WaSP: Warp Scheduling to Mimic Prefetching in Graphics Workloads
Diya Joseph, Juan Luis Aragón, Joan-Manuel Parcerisa, Antonio Gonzalez
TL;DR
WaSP tackles long-latency memory challenges in Tile-Based Rendering GPUs by exploiting underutilized memory parallelism through a small subset of priority warps. It selects a compact Mesh4-based subset of warps to represent the tile's texture footprint and uses a blocking-prediction mechanism to avoid saturating MSHRs, effectively emulating prefetching for regular warps. Empirical results on TEAPOT simulations with Android benchmarks show an average IPC gain of $3.9\%$, a $9\%$ reduction in memory latency, and only $0.5\%$ additional energy consumption, with negligible hardware overhead. This approach offers a practical enhancement to latency hiding in graphics workloads, complementing existing texture-locality and caching strategies.
Abstract
Contemporary GPUs are designed to handle long-latency operations effectively; however, challenges such as core occupancy (number of warps in a core) and pipeline width can impede their latency management. This is particularly evident in Tile-Based Rendering (TBR) GPUs, where core occupancy remains low for extended durations. To address this challenge, we introduce WaSP, a lightweight warp scheduler tailored for GPUs in graphics applications. WaSP strategically mimics prefetching by initiating a select subset of warps, termed priority warps, early in execution to reduce memory latency for subsequent warps. This optimization taps into the inherent but underutilized memory parallelism within the GPU core. This underutilization is a consequence of a baseline scheduler that evenly spaces misses throughout execution to exploit the inherent spatial locality in graphics workloads.

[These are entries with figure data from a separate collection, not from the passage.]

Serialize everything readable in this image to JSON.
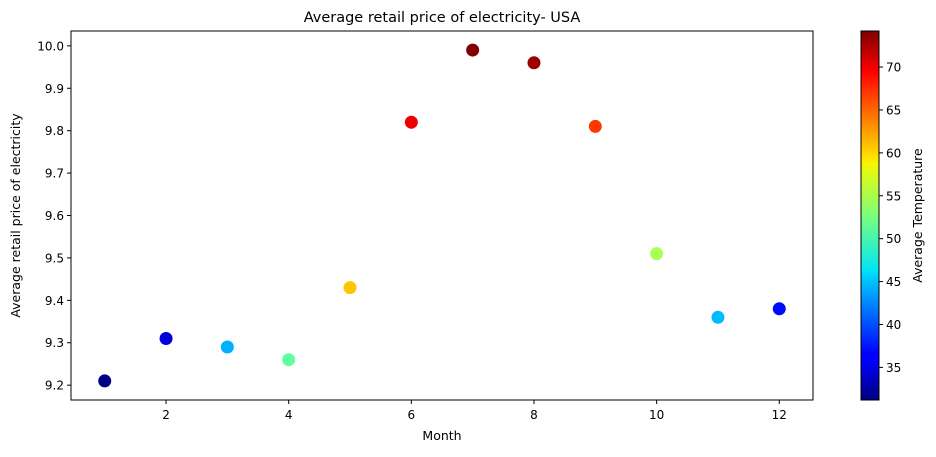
{
  "chart_data": {
    "type": "scatter",
    "title": "Average retail price of electricity- USA",
    "xlabel": "Month",
    "ylabel": "Average retail price of electricity",
    "xlim": [
      0.45,
      12.55
    ],
    "ylim": [
      9.165,
      10.035
    ],
    "x_ticks": [
      2,
      4,
      6,
      8,
      10,
      12
    ],
    "y_ticks": [
      9.2,
      9.3,
      9.4,
      9.5,
      9.6,
      9.7,
      9.8,
      9.9,
      10.0
    ],
    "y_tick_labels": [
      "9.2",
      "9.3",
      "9.4",
      "9.5",
      "9.6",
      "9.7",
      "9.8",
      "9.9",
      "10.0"
    ],
    "grid": false,
    "colormap": "jet",
    "series": [
      {
        "x": [
          1,
          2,
          3,
          4,
          5,
          6,
          7,
          8,
          9,
          10,
          11,
          12
        ],
        "y": [
          9.21,
          9.31,
          9.29,
          9.26,
          9.43,
          9.82,
          9.99,
          9.96,
          9.81,
          9.51,
          9.36,
          9.38
        ],
        "color_values": [
          31.5,
          35.0,
          44.0,
          51.5,
          60.5,
          69.5,
          74.0,
          73.0,
          66.5,
          54.5,
          44.5,
          37.0
        ]
      }
    ],
    "colorbar": {
      "label": "Average Temperature",
      "range": [
        31.2,
        74.2
      ],
      "ticks": [
        35,
        40,
        45,
        50,
        55,
        60,
        65,
        70
      ],
      "tick_labels": [
        "35",
        "40",
        "45",
        "50",
        "55",
        "60",
        "65",
        "70"
      ]
    }
  }
}
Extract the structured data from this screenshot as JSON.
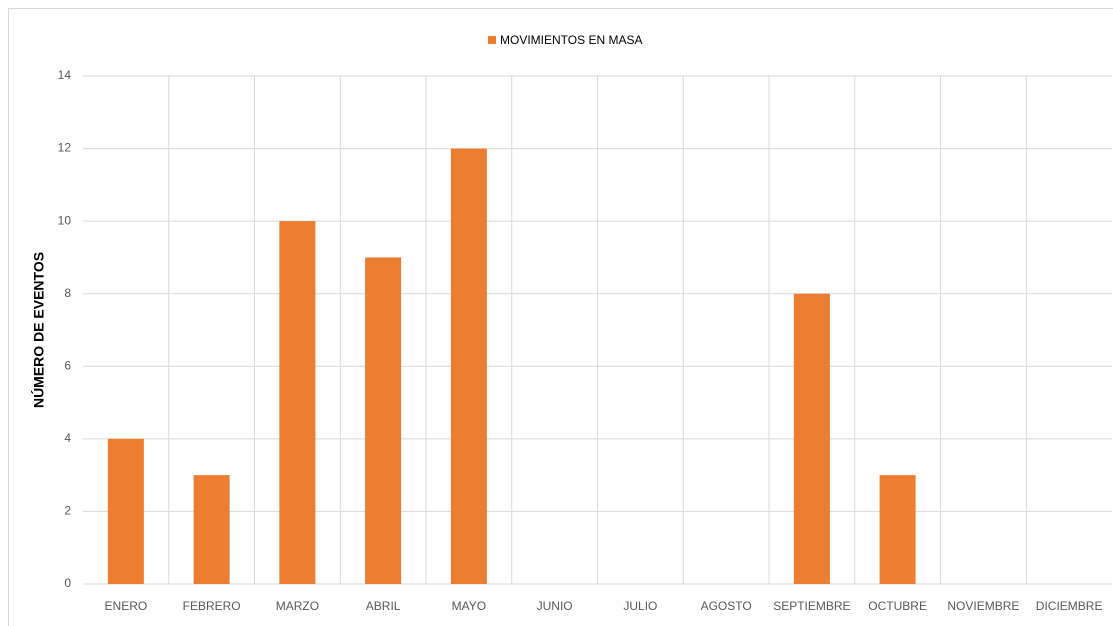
{
  "chart_data": {
    "type": "bar",
    "y_label": "NÚMERO DE EVENTOS",
    "categories": [
      "ENERO",
      "FEBRERO",
      "MARZO",
      "ABRIL",
      "MAYO",
      "JUNIO",
      "JULIO",
      "AGOSTO",
      "SEPTIEMBRE",
      "OCTUBRE",
      "NOVIEMBRE",
      "DICIEMBRE"
    ],
    "series": [
      {
        "name": "MOVIMIENTOS EN MASA",
        "color": "#ed7d31",
        "values": [
          4,
          3,
          10,
          9,
          12,
          0,
          0,
          0,
          8,
          3,
          0,
          0
        ]
      }
    ],
    "ylim": [
      0,
      14
    ],
    "yticks": [
      0,
      2,
      4,
      6,
      8,
      10,
      12,
      14
    ],
    "grid": true,
    "legend": "top"
  }
}
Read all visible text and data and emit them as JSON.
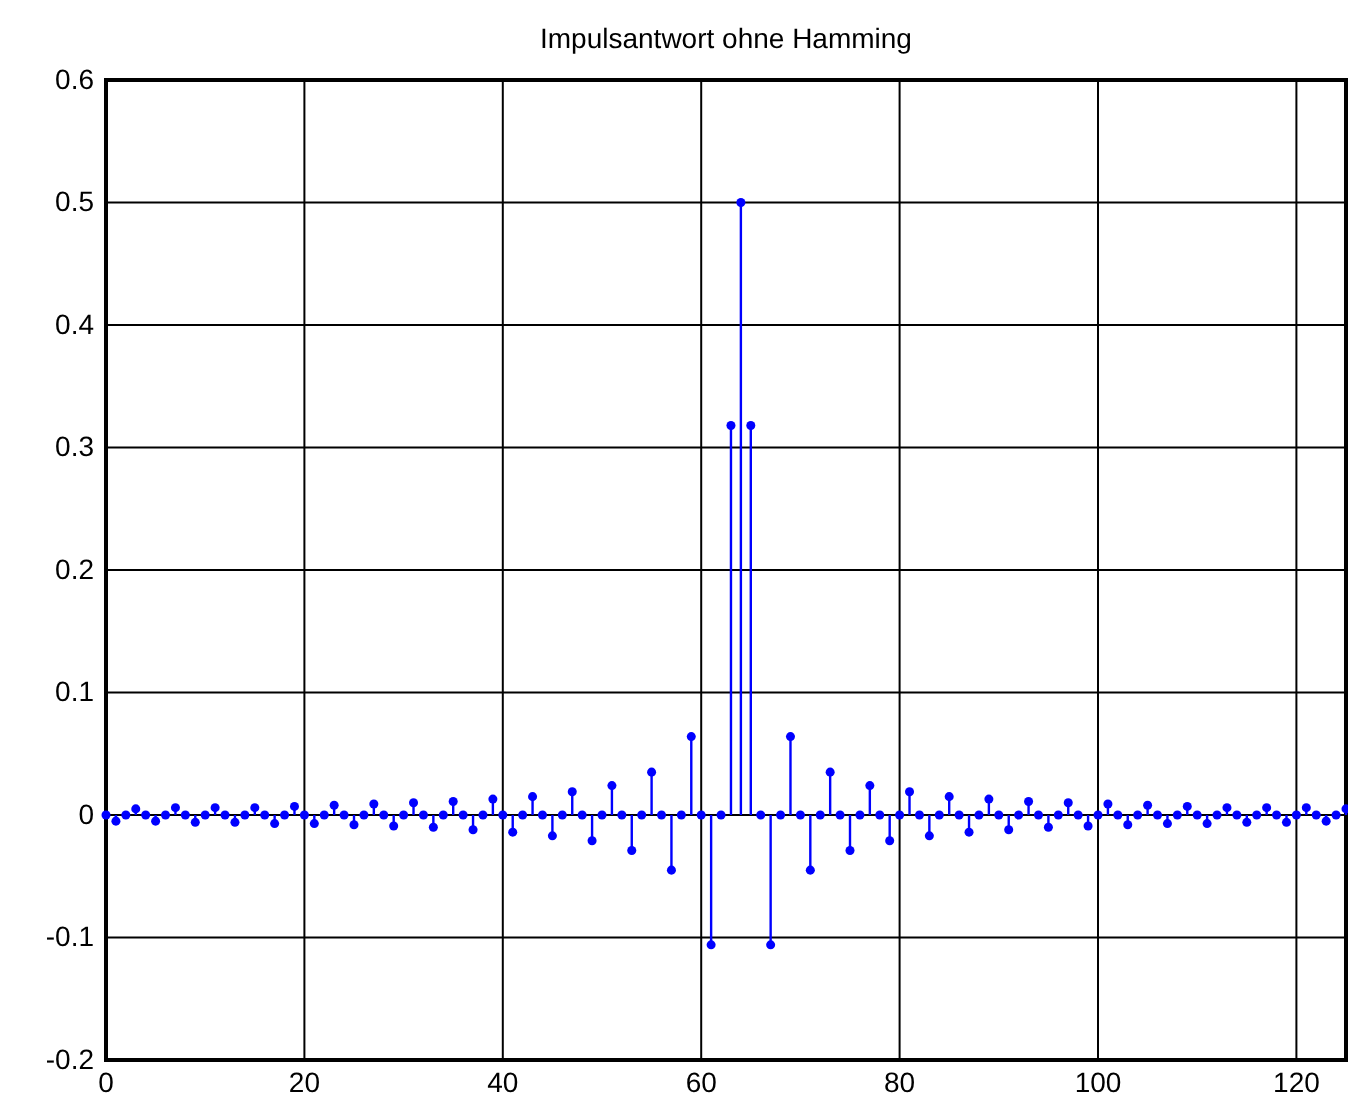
{
  "chart_data": {
    "type": "lollipop",
    "title": "Impulsantwort ohne Hamming",
    "x": [
      0,
      1,
      2,
      3,
      4,
      5,
      6,
      7,
      8,
      9,
      10,
      11,
      12,
      13,
      14,
      15,
      16,
      17,
      18,
      19,
      20,
      21,
      22,
      23,
      24,
      25,
      26,
      27,
      28,
      29,
      30,
      31,
      32,
      33,
      34,
      35,
      36,
      37,
      38,
      39,
      40,
      41,
      42,
      43,
      44,
      45,
      46,
      47,
      48,
      49,
      50,
      51,
      52,
      53,
      54,
      55,
      56,
      57,
      58,
      59,
      60,
      61,
      62,
      63,
      64,
      65,
      66,
      67,
      68,
      69,
      70,
      71,
      72,
      73,
      74,
      75,
      76,
      77,
      78,
      79,
      80,
      81,
      82,
      83,
      84,
      85,
      86,
      87,
      88,
      89,
      90,
      91,
      92,
      93,
      94,
      95,
      96,
      97,
      98,
      99,
      100,
      101,
      102,
      103,
      104,
      105,
      106,
      107,
      108,
      109,
      110,
      111,
      112,
      113,
      114,
      115,
      116,
      117,
      118,
      119,
      120,
      121,
      122,
      123,
      124,
      125
    ],
    "series": [
      {
        "color": "#0000ff",
        "values": [
          0,
          -0.005,
          0,
          0.005,
          0,
          -0.005,
          0,
          0.006,
          0,
          -0.006,
          0,
          0.006,
          0,
          -0.006,
          0,
          0.006,
          0,
          -0.007,
          0,
          0.007,
          0,
          -0.007,
          0,
          0.008,
          0,
          -0.008,
          0,
          0.009,
          0,
          -0.009,
          0,
          0.01,
          0,
          -0.01,
          0,
          0.011,
          0,
          -0.012,
          0,
          0.013,
          0,
          -0.014,
          0,
          0.015,
          0,
          -0.017,
          0,
          0.019,
          0,
          -0.021,
          0,
          0.024,
          0,
          -0.029,
          0,
          0.035,
          0,
          -0.045,
          0,
          0.064,
          0,
          -0.106,
          0,
          0.318,
          0.5,
          0.318,
          0,
          -0.106,
          0,
          0.064,
          0,
          -0.045,
          0,
          0.035,
          0,
          -0.029,
          0,
          0.024,
          0,
          -0.021,
          0,
          0.019,
          0,
          -0.017,
          0,
          0.015,
          0,
          -0.014,
          0,
          0.013,
          0,
          -0.012,
          0,
          0.011,
          0,
          -0.01,
          0,
          0.01,
          0,
          -0.009,
          0,
          0.009,
          0,
          -0.008,
          0,
          0.008,
          0,
          -0.007,
          0,
          0.007,
          0,
          -0.007,
          0,
          0.006,
          0,
          -0.006,
          0,
          0.006,
          0,
          -0.006,
          0,
          0.006,
          0,
          -0.005,
          0,
          0.005
        ]
      }
    ],
    "xlim": [
      0,
      125
    ],
    "xticks": [
      0,
      20,
      40,
      60,
      80,
      100,
      120
    ],
    "ylim": [
      -0.2,
      0.6
    ],
    "yticks": [
      -0.2,
      -0.1,
      0,
      0.1,
      0.2,
      0.3,
      0.4,
      0.5,
      0.6
    ],
    "grid": true,
    "marker": "circle"
  }
}
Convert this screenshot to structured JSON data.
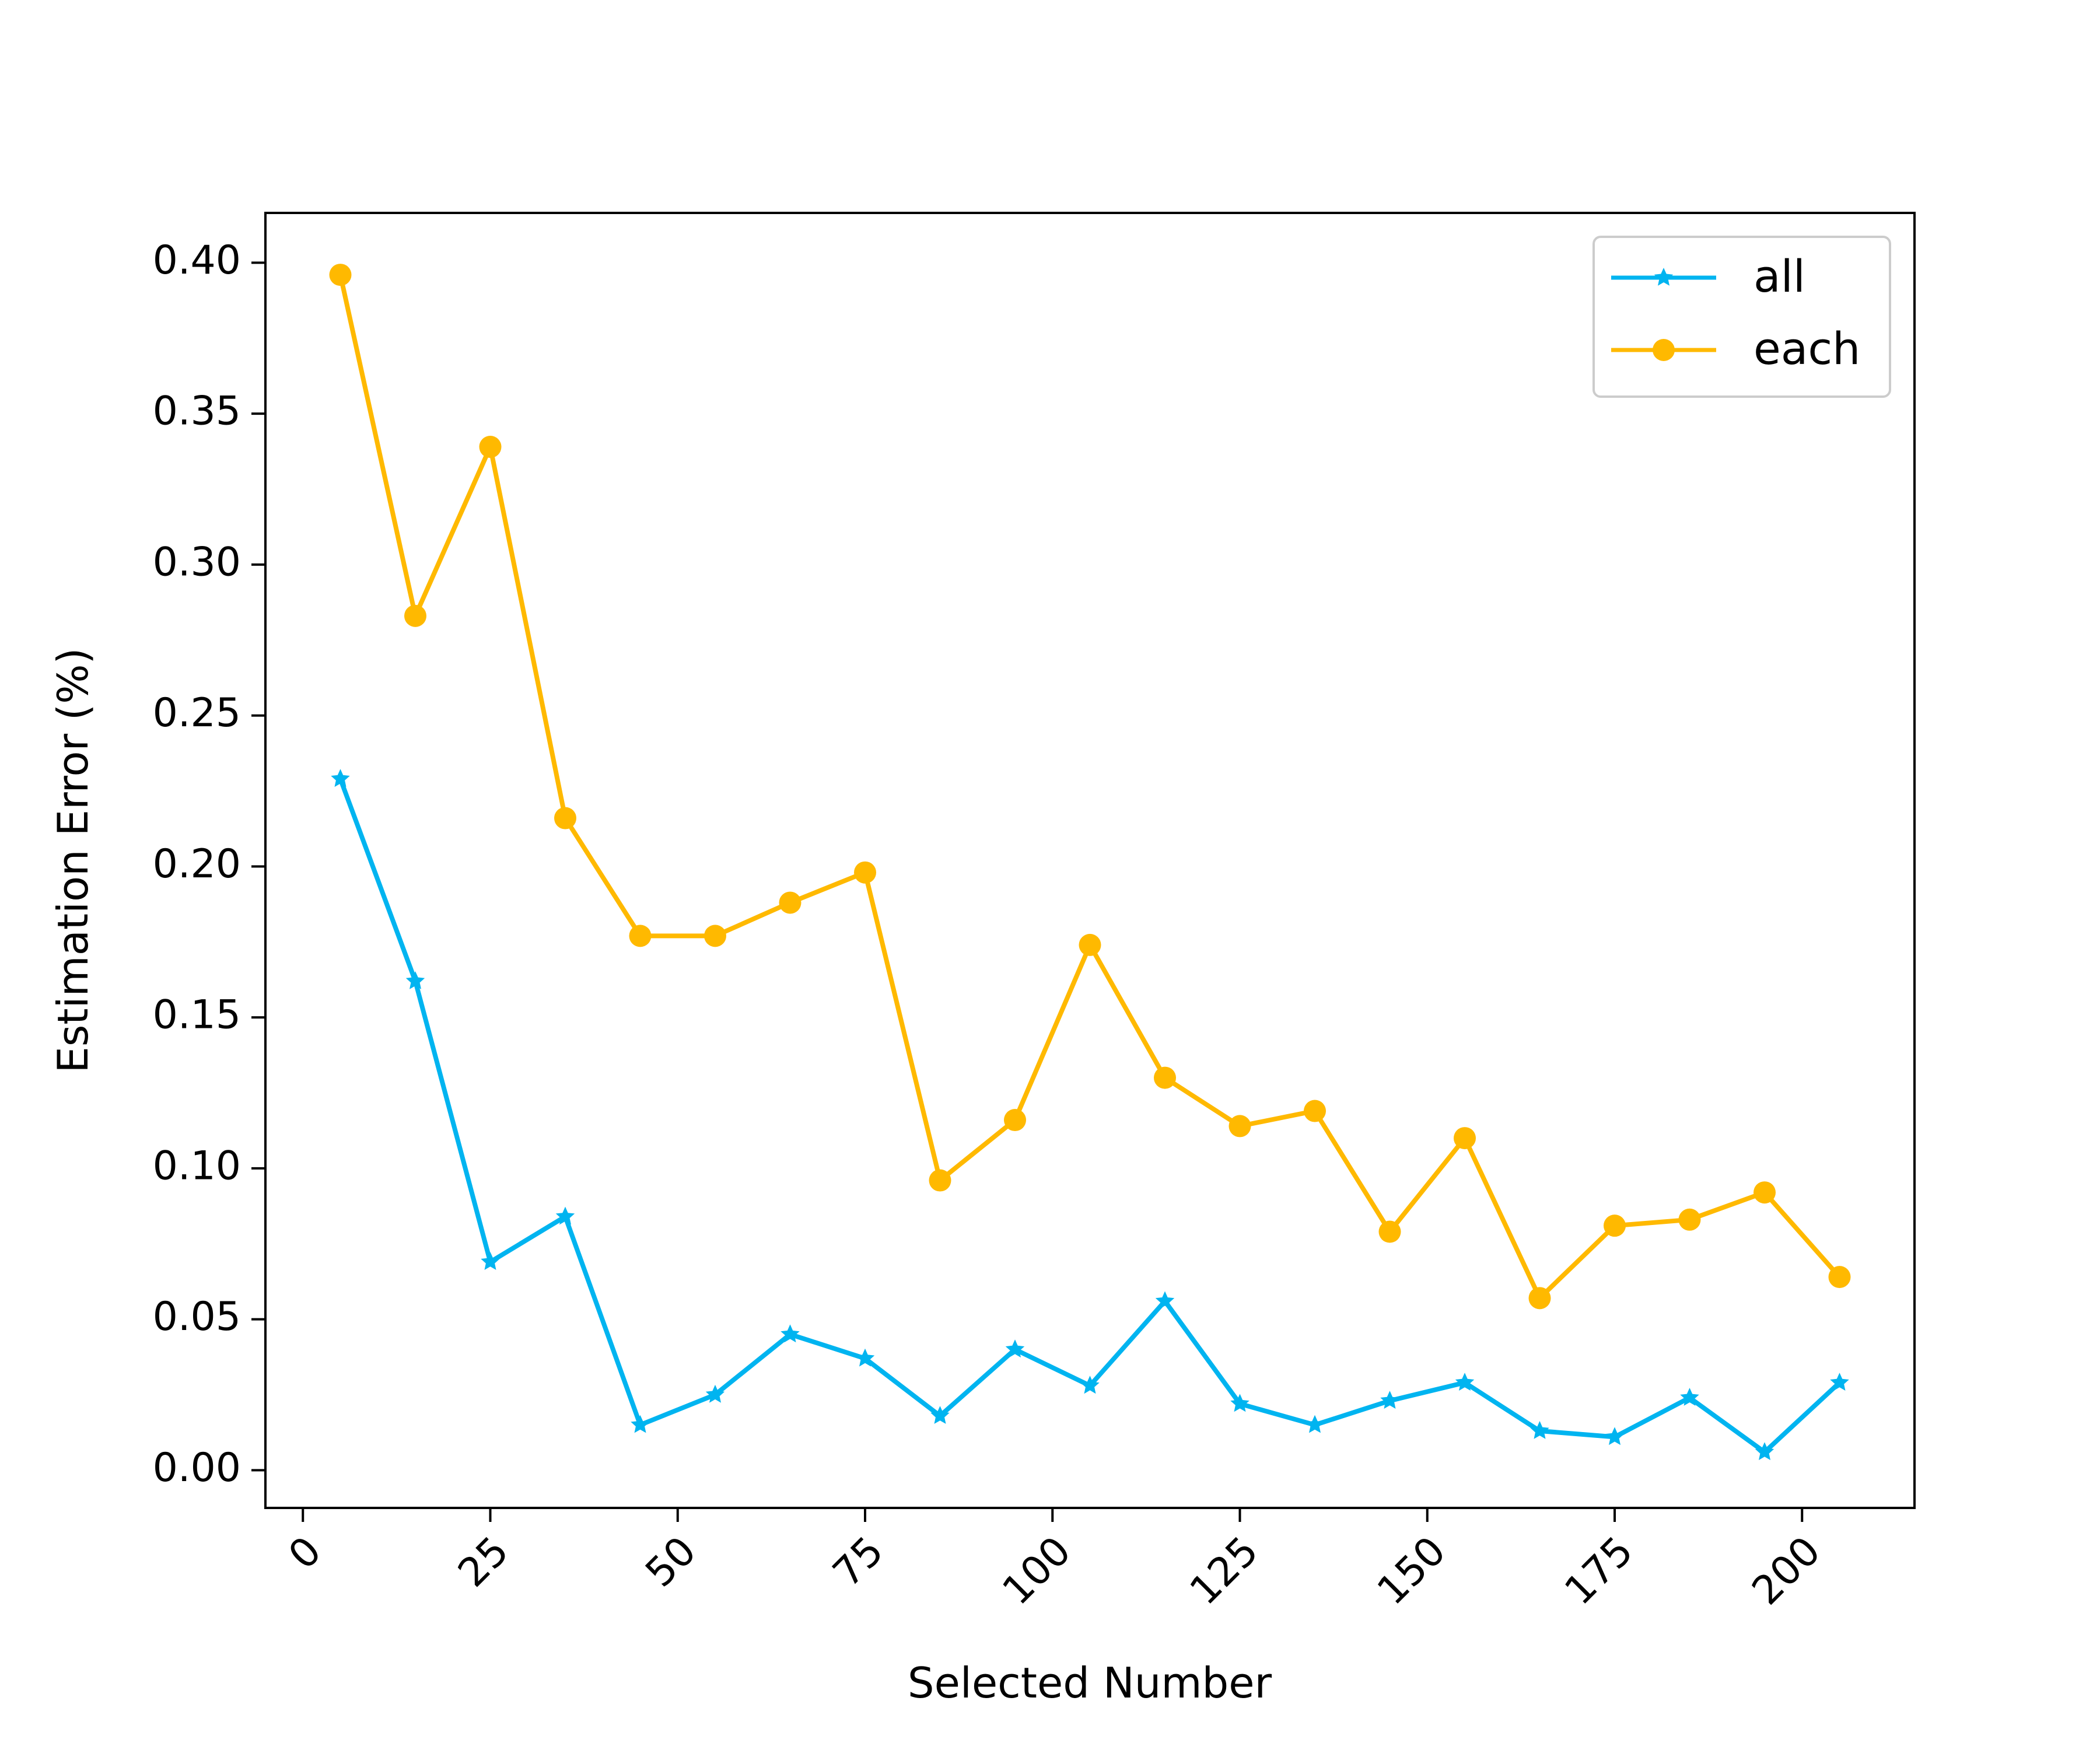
{
  "chart_data": {
    "type": "line",
    "title": "",
    "xlabel": "Selected Number",
    "ylabel": "Estimation Error (%)",
    "xlim": [
      -5,
      215
    ],
    "ylim": [
      -0.0125,
      0.4165
    ],
    "x_ticks": [
      0,
      25,
      50,
      75,
      100,
      125,
      150,
      175,
      200
    ],
    "x_tick_labels": [
      "0",
      "25",
      "50",
      "75",
      "100",
      "125",
      "150",
      "175",
      "200"
    ],
    "y_ticks": [
      0.0,
      0.05,
      0.1,
      0.15,
      0.2,
      0.25,
      0.3,
      0.35,
      0.4
    ],
    "y_tick_labels": [
      "0.00",
      "0.05",
      "0.10",
      "0.15",
      "0.20",
      "0.25",
      "0.30",
      "0.35",
      "0.40"
    ],
    "x_tick_rotation": 45,
    "grid": false,
    "legend_position": "top-right",
    "x": [
      5,
      15,
      25,
      35,
      45,
      55,
      65,
      75,
      85,
      95,
      105,
      115,
      125,
      135,
      145,
      155,
      165,
      175,
      185,
      195,
      205
    ],
    "series": [
      {
        "name": "all",
        "color": "#00b4f0",
        "marker": "star",
        "values": [
          0.229,
          0.162,
          0.069,
          0.084,
          0.015,
          0.025,
          0.045,
          0.037,
          0.018,
          0.04,
          0.028,
          0.056,
          0.022,
          0.015,
          0.023,
          0.029,
          0.013,
          0.011,
          0.024,
          0.006,
          0.029
        ]
      },
      {
        "name": "each",
        "color": "#ffb900",
        "marker": "circle",
        "values": [
          0.396,
          0.283,
          0.339,
          0.216,
          0.177,
          0.177,
          0.188,
          0.198,
          0.096,
          0.116,
          0.174,
          0.13,
          0.114,
          0.119,
          0.079,
          0.11,
          0.057,
          0.081,
          0.083,
          0.092,
          0.064
        ]
      }
    ]
  }
}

WaSP improves on this by reducing average memory latency while maintaining locality for the majority of warps. While maximizing memory parallelism utilization, WaSP prevents saturating the caches with misses to avoid filling up the MSHRs (Miss Status Holding Registers). This approach reduces cache stalls that halt further accesses to the cache. Overall, WaSP yields a significant 3.9% performance speedup. Importantly, WaSP accomplishes these enhancements with a negligible overhead, positioning it as a promising solution for enhancing the efficiency of GPUs in managing latency challenges.